Vimos assistindo à normalização da ideia que o trabalhador não vai ao local de trabalho, usa os seus meios próprios para trabalhar, e administra o seu horário livremente de acordo com os objectivos traçados (mesmo quando – como se tem visto comummente – estes são impossíveis se cumprindo o horário de trabalho)

 Nos últimos anos, a emergência e rápida expansão do trabalho mediado por plataformas digitais (doravante apenas trabalho por plataformas) tem suscitado um quase infinito rol de reflexões. A esse processo vem-se chamando de uberização.

 Se uma parte do interesse na uberização se deve à relativa novidade que a passagem para uma nova forma de organização de trabalho comporta (como a designação indica, mediado por plataformas digitais), uma não menos importante razão da atenção que lhe é dedicada prende-se com a correlação quase perfeita entre a sua expansão e a delapidação de direitos dos trabalhadores.

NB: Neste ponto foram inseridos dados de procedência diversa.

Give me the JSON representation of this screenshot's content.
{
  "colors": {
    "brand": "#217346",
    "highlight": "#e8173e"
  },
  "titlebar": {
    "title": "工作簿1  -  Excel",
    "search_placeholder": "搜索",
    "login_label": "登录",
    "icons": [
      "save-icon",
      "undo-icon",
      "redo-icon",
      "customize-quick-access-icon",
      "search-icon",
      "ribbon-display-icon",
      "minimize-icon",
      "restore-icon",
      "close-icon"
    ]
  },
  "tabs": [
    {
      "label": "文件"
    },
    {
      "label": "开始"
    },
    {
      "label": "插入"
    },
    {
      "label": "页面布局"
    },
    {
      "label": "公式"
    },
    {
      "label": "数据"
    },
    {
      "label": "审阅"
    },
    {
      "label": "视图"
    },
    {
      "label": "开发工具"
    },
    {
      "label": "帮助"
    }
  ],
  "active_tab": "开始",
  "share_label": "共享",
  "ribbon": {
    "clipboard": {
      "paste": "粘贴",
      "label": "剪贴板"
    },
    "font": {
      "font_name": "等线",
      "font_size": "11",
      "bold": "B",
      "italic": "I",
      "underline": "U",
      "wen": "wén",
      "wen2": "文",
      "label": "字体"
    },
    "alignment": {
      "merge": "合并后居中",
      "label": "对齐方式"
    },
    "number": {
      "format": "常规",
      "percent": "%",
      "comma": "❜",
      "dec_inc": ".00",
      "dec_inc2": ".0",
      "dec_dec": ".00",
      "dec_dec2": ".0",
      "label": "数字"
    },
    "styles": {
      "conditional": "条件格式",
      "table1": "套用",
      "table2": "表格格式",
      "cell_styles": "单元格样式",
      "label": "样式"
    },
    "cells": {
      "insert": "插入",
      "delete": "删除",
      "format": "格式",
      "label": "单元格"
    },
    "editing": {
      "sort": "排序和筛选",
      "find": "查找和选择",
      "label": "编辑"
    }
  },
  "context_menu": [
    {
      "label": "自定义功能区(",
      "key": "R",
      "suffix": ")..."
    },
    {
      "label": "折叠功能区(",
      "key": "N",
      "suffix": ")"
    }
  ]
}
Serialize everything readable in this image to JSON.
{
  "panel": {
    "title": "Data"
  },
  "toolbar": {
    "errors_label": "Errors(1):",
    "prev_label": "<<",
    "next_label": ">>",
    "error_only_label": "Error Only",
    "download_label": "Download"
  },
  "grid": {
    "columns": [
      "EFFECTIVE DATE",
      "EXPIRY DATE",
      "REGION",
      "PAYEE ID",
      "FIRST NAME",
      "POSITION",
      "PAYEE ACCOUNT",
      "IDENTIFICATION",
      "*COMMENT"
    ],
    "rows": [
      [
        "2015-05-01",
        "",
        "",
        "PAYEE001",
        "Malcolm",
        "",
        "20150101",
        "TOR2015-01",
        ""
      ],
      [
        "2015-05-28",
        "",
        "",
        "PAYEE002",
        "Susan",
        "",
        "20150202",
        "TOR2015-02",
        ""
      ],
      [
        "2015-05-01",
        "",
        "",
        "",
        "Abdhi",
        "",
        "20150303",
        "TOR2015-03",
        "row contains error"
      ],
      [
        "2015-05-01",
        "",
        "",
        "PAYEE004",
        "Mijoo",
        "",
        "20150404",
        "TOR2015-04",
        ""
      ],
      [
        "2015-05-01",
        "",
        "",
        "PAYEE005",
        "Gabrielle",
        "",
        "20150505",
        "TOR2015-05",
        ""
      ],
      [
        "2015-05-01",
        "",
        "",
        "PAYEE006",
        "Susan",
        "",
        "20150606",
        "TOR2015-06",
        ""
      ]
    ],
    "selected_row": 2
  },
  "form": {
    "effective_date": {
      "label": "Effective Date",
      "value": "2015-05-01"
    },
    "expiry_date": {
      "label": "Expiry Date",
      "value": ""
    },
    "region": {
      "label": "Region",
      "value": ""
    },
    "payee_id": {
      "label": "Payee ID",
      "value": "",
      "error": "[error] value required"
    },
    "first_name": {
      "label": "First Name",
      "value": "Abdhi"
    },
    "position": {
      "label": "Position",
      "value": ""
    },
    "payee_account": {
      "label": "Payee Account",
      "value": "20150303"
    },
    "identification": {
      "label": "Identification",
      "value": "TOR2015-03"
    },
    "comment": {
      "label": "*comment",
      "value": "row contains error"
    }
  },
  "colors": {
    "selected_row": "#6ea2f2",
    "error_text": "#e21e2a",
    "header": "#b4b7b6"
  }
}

 A lista de manifestações deste brutal ataque a conquistas de várias gerações seria demasiado extensa para que aqui a (re)colocássemos toda. Porém, é útil relembrar que uma das imagens de marca do trabalho uberizado reside no recurso ao falso trabalho independente. Ou seja, na ausência de estabelecimento de um vínculo formal com os trabalhadores, que são tratados como meros prestadores de serviços, embora, na verdade, eles sejam totalmente dependentes da entidade patronal – tal como ocorre com os trabalhadores assalariados.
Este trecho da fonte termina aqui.